XBI versus the S&P 500

XBI versus the S&P 500 (Yahoo! Finance)

I believe the biotech industry became substantially undervalued last quarter, and that this is just the start of a new season of outperformance. Beyond mere valuation, it appears likely that larger pharmaceutical companies will show up and acquire small prospective companies, as well as their technology.

There has already been a start to such M&A activity. For example, in June, Bristol Myers Squibb (BMY) recently announced that it would acquire Turning Point Therapeutics (NASDAQ: TPTX), a precision oncology company, for $76 per share. Similarly, in May, Pfizer (PFE) agreed to acquire Biohaven (BHVN), maker of the migraine drug Nurtec, for $148.50 per share. Also in May, GSK (GSK) agreed to acquire Affinivax, a clinical-stage biopharmaceutical company, for a $2.1 billion upfront payment and up to $1.2 billion in potential development milestones.

XBI is a modified equal weighted ETF with about 157 holdings, though that number may change due to issues such as being acquired, among others. No company usually makes up more than two percent of the fund. Below are the current top 10 holdings.

XBI top 10 holdings

XBI top 10 holdings (State Street XBI fact sheet)

XBI’s equal weighting makes it less susceptible to individual equity movements, whether to the upside or downside. Also, not being market weighted makes the fund considerably less correlated to the broader market, as well as the broader pharmaceutical industry and health care sector.

Conclusion

I believe XBI’s recent momentum is likely to continue through this quarter, and possibly continue for an extended duration. It appears as though there may be some resistance at around $90 per share, but also that there is strong support in the low $80s and high $70s.

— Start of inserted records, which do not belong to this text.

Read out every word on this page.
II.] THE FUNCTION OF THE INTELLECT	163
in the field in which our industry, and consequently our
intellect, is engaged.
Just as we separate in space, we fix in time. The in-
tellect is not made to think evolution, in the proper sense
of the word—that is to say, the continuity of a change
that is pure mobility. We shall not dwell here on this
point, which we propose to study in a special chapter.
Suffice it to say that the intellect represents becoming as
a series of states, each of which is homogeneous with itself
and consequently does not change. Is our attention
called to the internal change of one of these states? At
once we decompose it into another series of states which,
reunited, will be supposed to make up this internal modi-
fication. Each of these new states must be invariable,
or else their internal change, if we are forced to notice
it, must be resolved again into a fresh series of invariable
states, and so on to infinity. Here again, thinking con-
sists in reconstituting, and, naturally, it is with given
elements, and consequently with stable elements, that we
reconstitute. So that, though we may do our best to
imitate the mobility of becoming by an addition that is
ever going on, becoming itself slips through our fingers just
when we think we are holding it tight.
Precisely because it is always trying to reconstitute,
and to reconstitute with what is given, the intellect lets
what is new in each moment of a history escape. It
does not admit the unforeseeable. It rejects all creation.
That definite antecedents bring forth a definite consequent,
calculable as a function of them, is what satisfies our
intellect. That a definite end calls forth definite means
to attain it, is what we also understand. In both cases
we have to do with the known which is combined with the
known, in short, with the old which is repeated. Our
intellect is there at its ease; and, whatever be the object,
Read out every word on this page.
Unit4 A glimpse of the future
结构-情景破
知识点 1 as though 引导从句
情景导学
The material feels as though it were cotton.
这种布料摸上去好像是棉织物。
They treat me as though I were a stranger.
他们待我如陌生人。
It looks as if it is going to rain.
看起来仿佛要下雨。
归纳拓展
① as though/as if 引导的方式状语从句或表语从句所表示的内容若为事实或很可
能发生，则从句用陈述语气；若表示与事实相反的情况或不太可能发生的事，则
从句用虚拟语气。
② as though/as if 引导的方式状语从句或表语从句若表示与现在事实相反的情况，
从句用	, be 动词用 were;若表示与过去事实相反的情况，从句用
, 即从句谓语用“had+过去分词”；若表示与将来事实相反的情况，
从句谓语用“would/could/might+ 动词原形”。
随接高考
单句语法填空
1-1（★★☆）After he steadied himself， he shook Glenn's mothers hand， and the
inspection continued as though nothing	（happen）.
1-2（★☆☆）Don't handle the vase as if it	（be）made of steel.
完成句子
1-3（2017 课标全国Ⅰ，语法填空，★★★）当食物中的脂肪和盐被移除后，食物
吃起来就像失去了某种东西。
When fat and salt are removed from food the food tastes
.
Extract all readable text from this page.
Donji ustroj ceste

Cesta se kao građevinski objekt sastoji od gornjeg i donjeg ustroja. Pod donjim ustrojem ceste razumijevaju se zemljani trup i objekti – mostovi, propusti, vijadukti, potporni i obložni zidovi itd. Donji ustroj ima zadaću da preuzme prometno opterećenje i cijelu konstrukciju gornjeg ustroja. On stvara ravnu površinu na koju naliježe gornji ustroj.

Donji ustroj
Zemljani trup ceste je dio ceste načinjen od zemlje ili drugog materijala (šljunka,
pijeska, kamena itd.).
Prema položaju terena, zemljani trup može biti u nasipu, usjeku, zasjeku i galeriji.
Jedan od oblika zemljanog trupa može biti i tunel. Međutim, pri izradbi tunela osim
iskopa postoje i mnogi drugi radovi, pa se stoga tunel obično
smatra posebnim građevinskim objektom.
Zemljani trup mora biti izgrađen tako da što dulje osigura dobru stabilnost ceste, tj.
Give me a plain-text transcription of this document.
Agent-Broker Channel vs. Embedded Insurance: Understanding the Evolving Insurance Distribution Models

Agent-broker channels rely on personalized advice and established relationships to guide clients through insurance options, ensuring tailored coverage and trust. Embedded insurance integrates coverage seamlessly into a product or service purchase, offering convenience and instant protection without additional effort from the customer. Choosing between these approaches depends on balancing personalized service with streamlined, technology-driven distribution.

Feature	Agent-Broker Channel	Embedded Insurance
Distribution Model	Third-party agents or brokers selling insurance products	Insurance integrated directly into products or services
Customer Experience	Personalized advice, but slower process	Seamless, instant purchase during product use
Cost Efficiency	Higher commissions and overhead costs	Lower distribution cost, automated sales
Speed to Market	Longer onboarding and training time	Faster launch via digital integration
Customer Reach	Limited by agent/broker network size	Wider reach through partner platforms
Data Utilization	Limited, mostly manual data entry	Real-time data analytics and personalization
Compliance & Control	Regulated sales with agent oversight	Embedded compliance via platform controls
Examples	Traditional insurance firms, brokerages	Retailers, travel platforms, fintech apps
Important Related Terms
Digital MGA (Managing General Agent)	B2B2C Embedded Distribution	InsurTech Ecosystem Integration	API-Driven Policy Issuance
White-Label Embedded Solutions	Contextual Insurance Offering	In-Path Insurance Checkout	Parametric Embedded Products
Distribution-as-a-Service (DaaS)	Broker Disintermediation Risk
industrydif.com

XBI has substantially outperformed the broader market over the last month. The ETF appeared to reach a capitulatory bottom last quarter, when it touched low valuations it last realized in the spring of 2020. Since making that apparent bottom, XBI’s strength is a sign of investor accumulation, as well as the heating up of M&A activity within the industry. I expect that both the trends of increased biotech pricing and increased acquisition activity are likely to continue in the near term.